Others will be relics of the past of maintenance jobs/creation of wikis by mistake.

sys schema is https://mariadb.com/kb/en/sys-schema/ and should be on all wmf databases, and the admin user should have access to it on mw databases.

Yup, that's why I marked it as needed. It's there for the sake of completeness.

ops is used for the log and functions of the query killer, should be on all mw databases (at least for now).

I wasn't sure about this one, if so, I mark it as needed.

You should check against the closed.dblist- I have been an advocate that if those were to be kept, they shouldn't be on s3, but on a hypothetical "s0" very small section, (eg. on a vm) to save resources.
Others will be relics of the past of maintenance jobs/creation of wikis by mistake.

Well, closed dbs are still on s3 dblist. For example bgwikinews is in both of s3 and closed. From MediaWiki point of view, closed wikis are fully functional wikis that get software updates and schema updates and so on. They just don't let anyone (except stewards) edit them.

Deleted wikis on the other hand are a completely different story and they had different processes through out the years so we are now in a messed up state of each deleted wiki being a different and unique mess. The other problem is that not all of these dbs are wiki dbs. Looking at katesdb, it's random tables with random information and this makes schema changes and other maintenance work on s3 tricky and I sure hope it doesn't get replicated to the cloud.

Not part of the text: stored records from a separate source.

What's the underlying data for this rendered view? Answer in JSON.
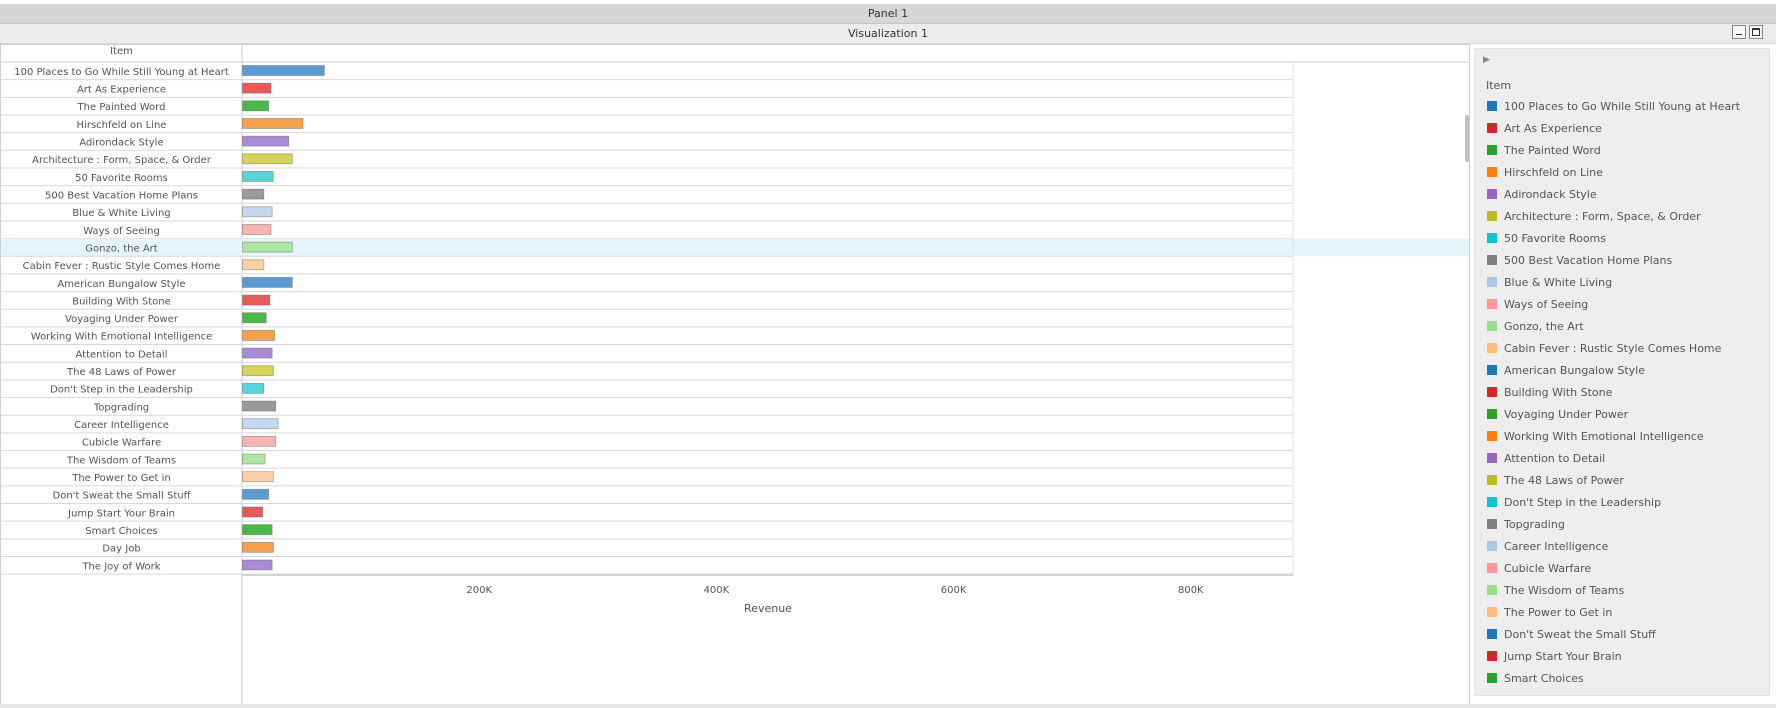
{
  "panel_title": "Panel 1",
  "viz_title": "Visualization 1",
  "chart_data": {
    "type": "bar",
    "orientation": "horizontal",
    "category_header": "Item",
    "xlabel": "Revenue",
    "xlim": [
      0,
      1000000
    ],
    "x_ticks": [
      200000,
      400000,
      600000,
      800000
    ],
    "x_tick_labels": [
      "200K",
      "400K",
      "600K",
      "800K"
    ],
    "highlighted_category": "Gonzo, the Art",
    "categories": [
      "100 Places to Go While Still Young at Heart",
      "Art As Experience",
      "The Painted Word",
      "Hirschfeld on Line",
      "Adirondack Style",
      "Architecture : Form, Space, & Order",
      "50 Favorite Rooms",
      "500 Best Vacation Home Plans",
      "Blue & White Living",
      "Ways of Seeing",
      "Gonzo, the Art",
      "Cabin Fever : Rustic Style Comes Home",
      "American Bungalow Style",
      "Building With Stone",
      "Voyaging Under Power",
      "Working With Emotional Intelligence",
      "Attention to Detail",
      "The 48 Laws of Power",
      "Don't Step in the Leadership",
      "Topgrading",
      "Career Intelligence",
      "Cubicle Warfare",
      "The Wisdom of Teams",
      "The Power to Get in",
      "Don't Sweat the Small Stuff",
      "Jump Start Your Brain",
      "Smart Choices",
      "Day Job",
      "The Joy of Work"
    ],
    "values": [
      69000,
      24000,
      22000,
      51000,
      39000,
      42000,
      26000,
      18000,
      25000,
      24000,
      42000,
      18000,
      42000,
      23000,
      20000,
      27000,
      25000,
      26000,
      18000,
      28000,
      30000,
      28000,
      19000,
      26000,
      22000,
      17000,
      25000,
      26000,
      25000
    ]
  },
  "legend": {
    "title": "Item",
    "items": [
      "100 Places to Go While Still Young at Heart",
      "Art As Experience",
      "The Painted Word",
      "Hirschfeld on Line",
      "Adirondack Style",
      "Architecture : Form, Space, & Order",
      "50 Favorite Rooms",
      "500 Best Vacation Home Plans",
      "Blue & White Living",
      "Ways of Seeing",
      "Gonzo, the Art",
      "Cabin Fever : Rustic Style Comes Home",
      "American Bungalow Style",
      "Building With Stone",
      "Voyaging Under Power",
      "Working With Emotional Intelligence",
      "Attention to Detail",
      "The 48 Laws of Power",
      "Don't Step in the Leadership",
      "Topgrading",
      "Career Intelligence",
      "Cubicle Warfare",
      "The Wisdom of Teams",
      "The Power to Get in",
      "Don't Sweat the Small Stuff",
      "Jump Start Your Brain",
      "Smart Choices"
    ]
  },
  "palette": {
    "bar_colors": [
      "#5b9bd5",
      "#e85a5a",
      "#4cb84c",
      "#f5a04a",
      "#a98bd4",
      "#d6d35a",
      "#5ad3db",
      "#9a9a9a",
      "#c6d8ef",
      "#f8b4b4",
      "#aee6a4",
      "#fcd0a6"
    ],
    "legend_colors": [
      "#1f77b4",
      "#d62728",
      "#2ca02c",
      "#ff7f0e",
      "#9467bd",
      "#bcbd22",
      "#17becf",
      "#7f7f7f",
      "#aec7e8",
      "#ff9896",
      "#98df8a",
      "#ffbb78"
    ],
    "highlight_row": "#e6f4fb"
  }
}
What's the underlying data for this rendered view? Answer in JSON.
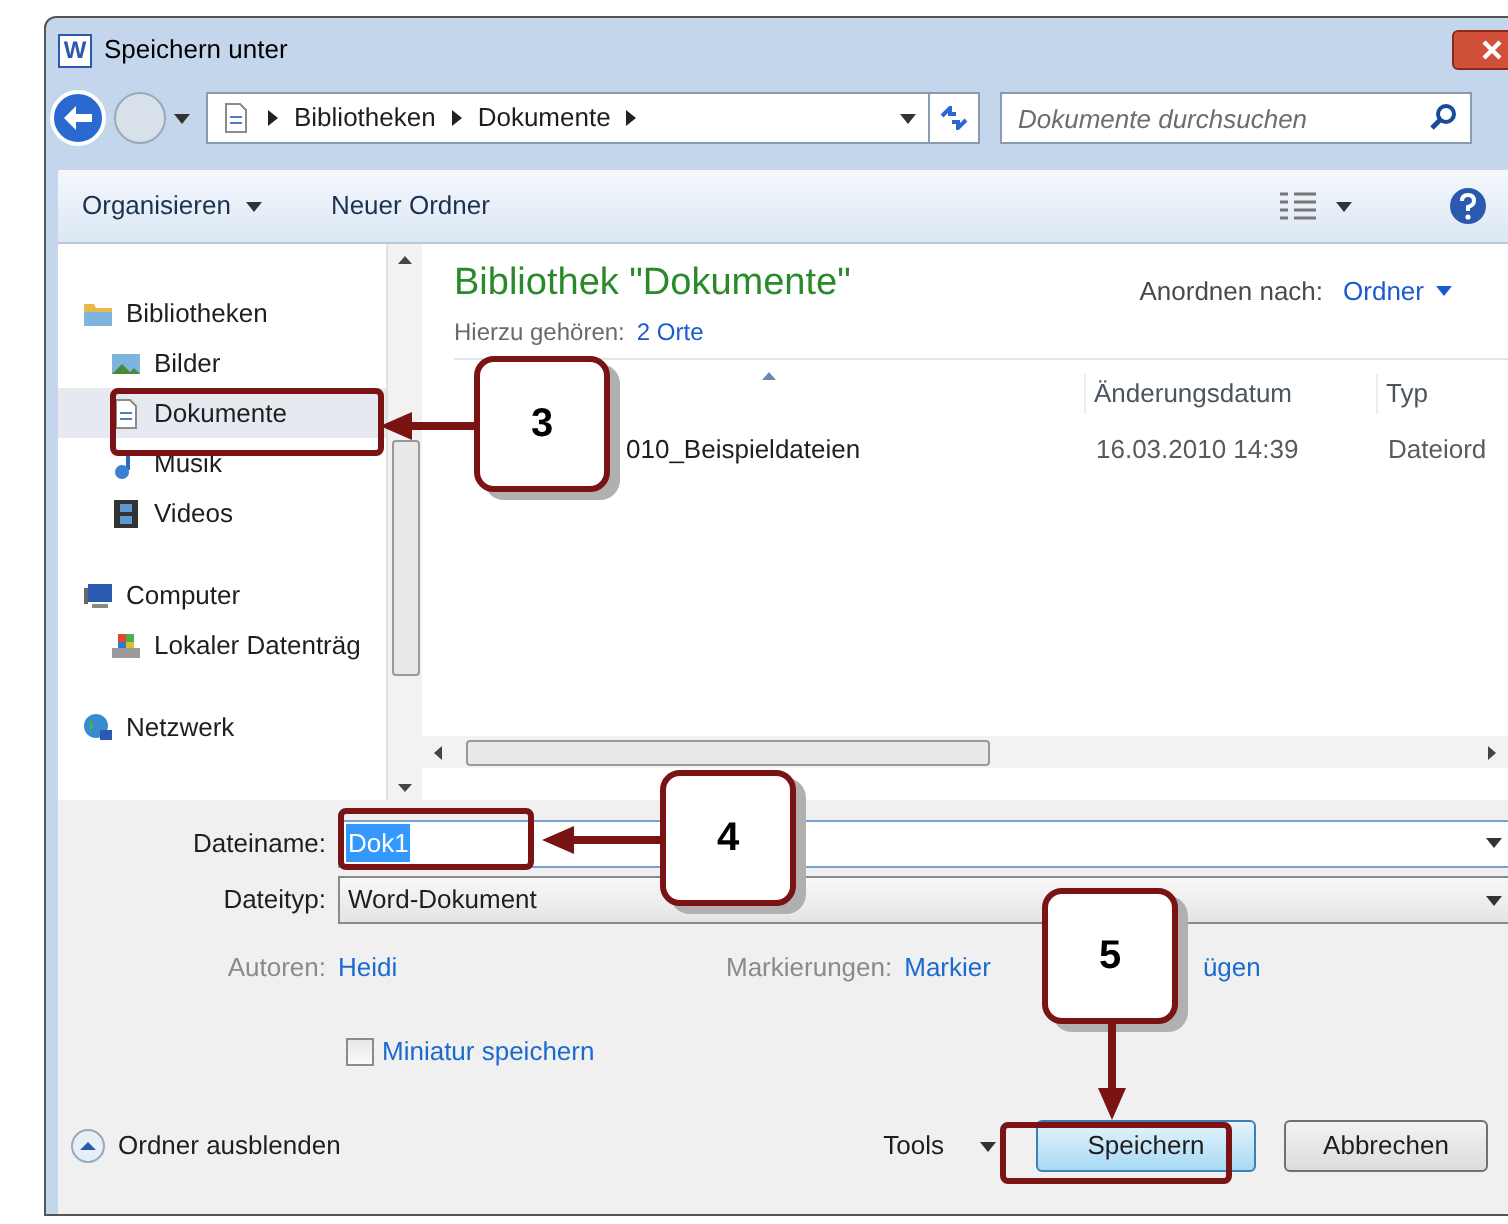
{
  "window": {
    "title": "Speichern unter",
    "app_icon": "W"
  },
  "address": {
    "path": [
      "Bibliotheken",
      "Dokumente"
    ]
  },
  "search": {
    "placeholder": "Dokumente durchsuchen"
  },
  "toolbar": {
    "organize": "Organisieren",
    "new_folder": "Neuer Ordner"
  },
  "nav": [
    {
      "label": "Bibliotheken",
      "kind": "library",
      "selected": false,
      "children": [
        {
          "label": "Bilder",
          "kind": "pictures",
          "selected": false
        },
        {
          "label": "Dokumente",
          "kind": "document",
          "selected": true
        },
        {
          "label": "Musik",
          "kind": "music",
          "selected": false
        },
        {
          "label": "Videos",
          "kind": "video",
          "selected": false
        }
      ]
    },
    {
      "label": "Computer",
      "kind": "computer",
      "selected": false,
      "children": [
        {
          "label": "Lokaler Datenträg",
          "kind": "drive",
          "selected": false
        }
      ]
    },
    {
      "label": "Netzwerk",
      "kind": "network",
      "selected": false
    }
  ],
  "library": {
    "title": "Bibliothek \"Dokumente\"",
    "includes_label": "Hierzu gehören:",
    "includes_link": "2 Orte",
    "arrange_label": "Anordnen nach:",
    "arrange_value": "Ordner"
  },
  "columns": [
    "Änderungsdatum",
    "Typ"
  ],
  "files": [
    {
      "name": "010_Beispieldateien",
      "date": "16.03.2010 14:39",
      "type": "Dateiord"
    }
  ],
  "form": {
    "filename_label": "Dateiname:",
    "filename": "Dok1",
    "filetype_label": "Dateityp:",
    "filetype": "Word-Dokument",
    "authors_label": "Autoren:",
    "authors": "Heidi",
    "tags_label": "Markierungen:",
    "tags_parts": [
      "Markier",
      "ügen"
    ],
    "thumbnail": {
      "label": "Miniatur speichern",
      "checked": false
    }
  },
  "footer": {
    "hide_folders": "Ordner ausblenden",
    "tools": "Tools",
    "save": "Speichern",
    "cancel": "Abbrechen"
  },
  "callouts": [
    {
      "number": "3"
    },
    {
      "number": "4"
    },
    {
      "number": "5"
    }
  ]
}
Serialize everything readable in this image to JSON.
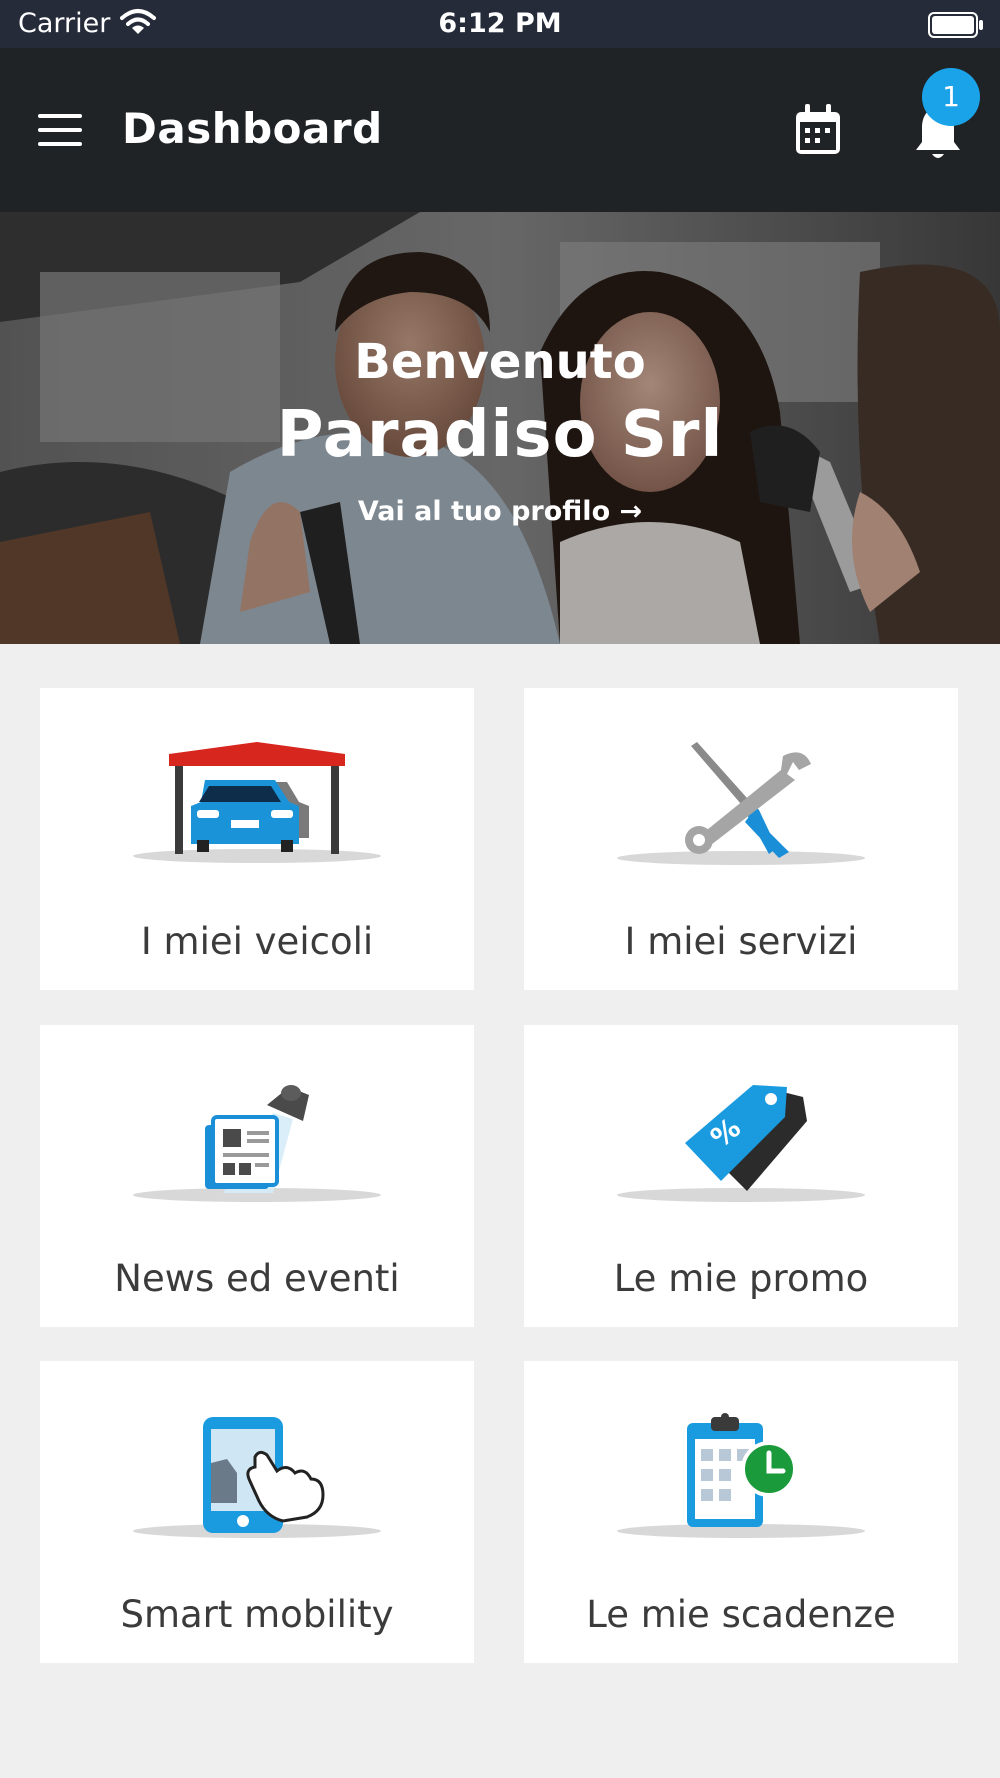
{
  "status_bar": {
    "carrier": "Carrier",
    "time": "6:12 PM"
  },
  "app_bar": {
    "title": "Dashboard",
    "notification_count": "1"
  },
  "hero": {
    "welcome": "Benvenuto",
    "company": "Paradiso Srl",
    "profile_link": "Vai al tuo profilo →"
  },
  "tiles": [
    {
      "label": "I miei veicoli",
      "icon": "garage-car-icon"
    },
    {
      "label": "I miei servizi",
      "icon": "tools-icon"
    },
    {
      "label": "News ed eventi",
      "icon": "news-spotlight-icon"
    },
    {
      "label": "Le mie promo",
      "icon": "promo-tag-icon"
    },
    {
      "label": "Smart mobility",
      "icon": "smartphone-touch-icon"
    },
    {
      "label": "Le mie scadenze",
      "icon": "clipboard-clock-icon"
    }
  ],
  "colors": {
    "status_bar": "#262b3a",
    "app_bar": "#1f2326",
    "accent": "#1aa3e8",
    "background": "#efefef",
    "tile_text": "#3b3b3b"
  }
}
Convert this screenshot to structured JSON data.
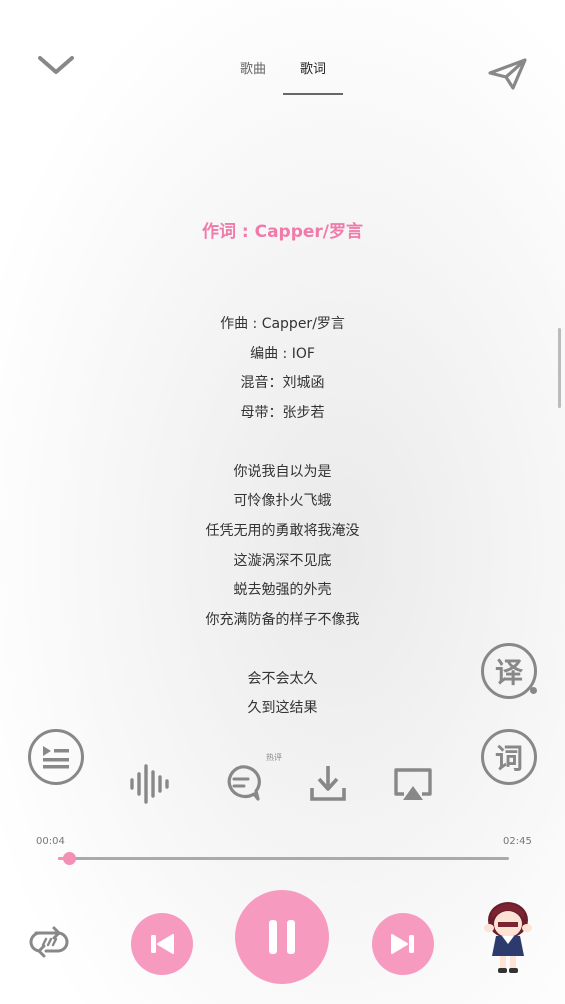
{
  "header": {
    "tabs": [
      {
        "label": "歌曲",
        "active": false
      },
      {
        "label": "歌词",
        "active": true
      }
    ],
    "collapse_icon": "chevron-down-icon",
    "share_icon": "paper-plane-icon"
  },
  "lyrics": {
    "title": "作词 : Capper/罗言",
    "lines": [
      "作曲 : Capper/罗言",
      "编曲 : IOF",
      "混音：刘城函",
      "母带：张步若",
      "你说我自以为是",
      "可怜像扑火飞蛾",
      "任凭无用的勇敢将我淹没",
      "这漩涡深不见底",
      "蜕去勉强的外壳",
      "你充满防备的样子不像我",
      "会不会太久",
      "久到这结果"
    ]
  },
  "side": {
    "translate_label": "译",
    "lyric_label": "词"
  },
  "toolbar": {
    "hot_comment_label": "热评",
    "icons": [
      "playlist-icon",
      "sound-wave-icon",
      "comment-icon",
      "download-icon",
      "cast-icon"
    ]
  },
  "progress": {
    "current": "00:04",
    "total": "02:45",
    "fraction": 0.025
  },
  "colors": {
    "accent": "#f79ac0",
    "title_pink": "#f07aa9",
    "icon_gray": "#888888"
  }
}
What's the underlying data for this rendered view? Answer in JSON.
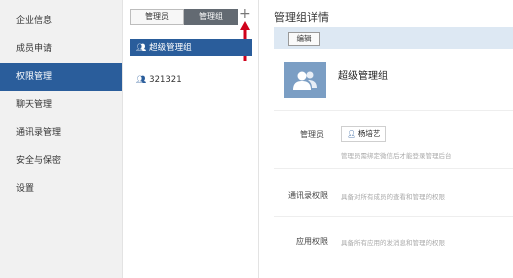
{
  "sidebar": {
    "items": [
      {
        "label": "企业信息"
      },
      {
        "label": "成员申请"
      },
      {
        "label": "权限管理"
      },
      {
        "label": "聊天管理"
      },
      {
        "label": "通讯录管理"
      },
      {
        "label": "安全与保密"
      },
      {
        "label": "设置"
      }
    ],
    "active_index": 2
  },
  "middle": {
    "tabs": [
      {
        "label": "管理员"
      },
      {
        "label": "管理组"
      }
    ],
    "active_tab": 1,
    "add_symbol": "+",
    "groups": [
      {
        "label": "超级管理组"
      },
      {
        "label": "321321"
      }
    ]
  },
  "detail": {
    "title": "管理组详情",
    "edit_label": "编辑",
    "group_name": "超级管理组",
    "admin_label": "管理员",
    "admin_name": "杨培艺",
    "admin_hint": "管理员需绑定微信后才能登录管理后台",
    "contacts_label": "通讯录权限",
    "contacts_hint": "具备对所有成员的查看和管理的权限",
    "apps_label": "应用权限",
    "apps_hint": "具备所有应用的发消息和管理的权限"
  },
  "colors": {
    "accent": "#2a5d9b",
    "toolbar_bg": "#dde8f3",
    "annotation_arrow": "#d0021b"
  }
}
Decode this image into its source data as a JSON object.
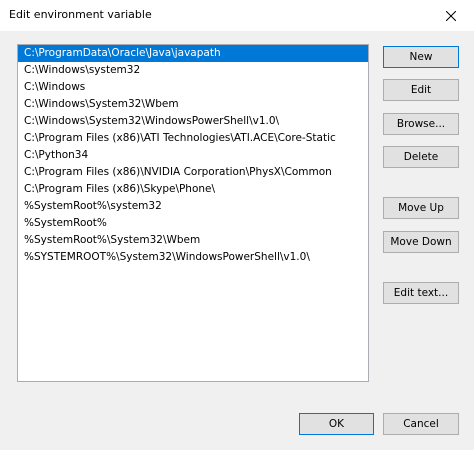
{
  "window": {
    "title": "Edit environment variable"
  },
  "paths": [
    "C:\\ProgramData\\Oracle\\Java\\javapath",
    "C:\\Windows\\system32",
    "C:\\Windows",
    "C:\\Windows\\System32\\Wbem",
    "C:\\Windows\\System32\\WindowsPowerShell\\v1.0\\",
    "C:\\Program Files (x86)\\ATI Technologies\\ATI.ACE\\Core-Static",
    "C:\\Python34",
    "C:\\Program Files (x86)\\NVIDIA Corporation\\PhysX\\Common",
    "C:\\Program Files (x86)\\Skype\\Phone\\",
    "%SystemRoot%\\system32",
    "%SystemRoot%",
    "%SystemRoot%\\System32\\Wbem",
    "%SYSTEMROOT%\\System32\\WindowsPowerShell\\v1.0\\"
  ],
  "selected_index": 0,
  "buttons": {
    "new": "New",
    "edit": "Edit",
    "browse": "Browse...",
    "delete": "Delete",
    "move_up": "Move Up",
    "move_down": "Move Down",
    "edit_text": "Edit text...",
    "ok": "OK",
    "cancel": "Cancel"
  },
  "colors": {
    "selection": "#0078d7",
    "dialog_bg": "#f0f0f0",
    "button_bg": "#e1e1e1"
  }
}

We don't know what's in them.

Sorry, when I said closed, I really meant deleted.dblist.

There are opinions that deleting databases may cause issues (T227717#5327365), but it may also be an issue (and may be one more difficult to detect) if codes try to read from new database schema of a truncated (but not deleted) database of deleted wiki whose schema is never updated.

There are pros and cons and I think this needs to be discussed with other DBAs once they are back (and in a bigger setup) to find a solution. Maybe different dbs need different solutions. etc.

Marostegui moved this task from Triage to Refine on the DBA board.
Marostegui added a subscriber: Marostegui.

The problem with those dbs are if they ever made it to the external store hosts and what's in there. Over the years we've been doubting on whether we can easily delete them or if they could cause some hidden issues. While I think deleting stuff like katesdb is fine, I am not so sure about things like alswiktionary and friends. I'd much rather truncate their tables than fully issuing a drop database.
Another thing that we could do would be to simply rename their tables and see if something breaks.

Anyways, although the list looks quite long, the reality is that compared to the number of wikis we have in s3, it is not that much and I am not sure we should give this much priority given the risk-benefit we'd get by deleting them.

I am going to close this as declined, I don't think it is worth the effort.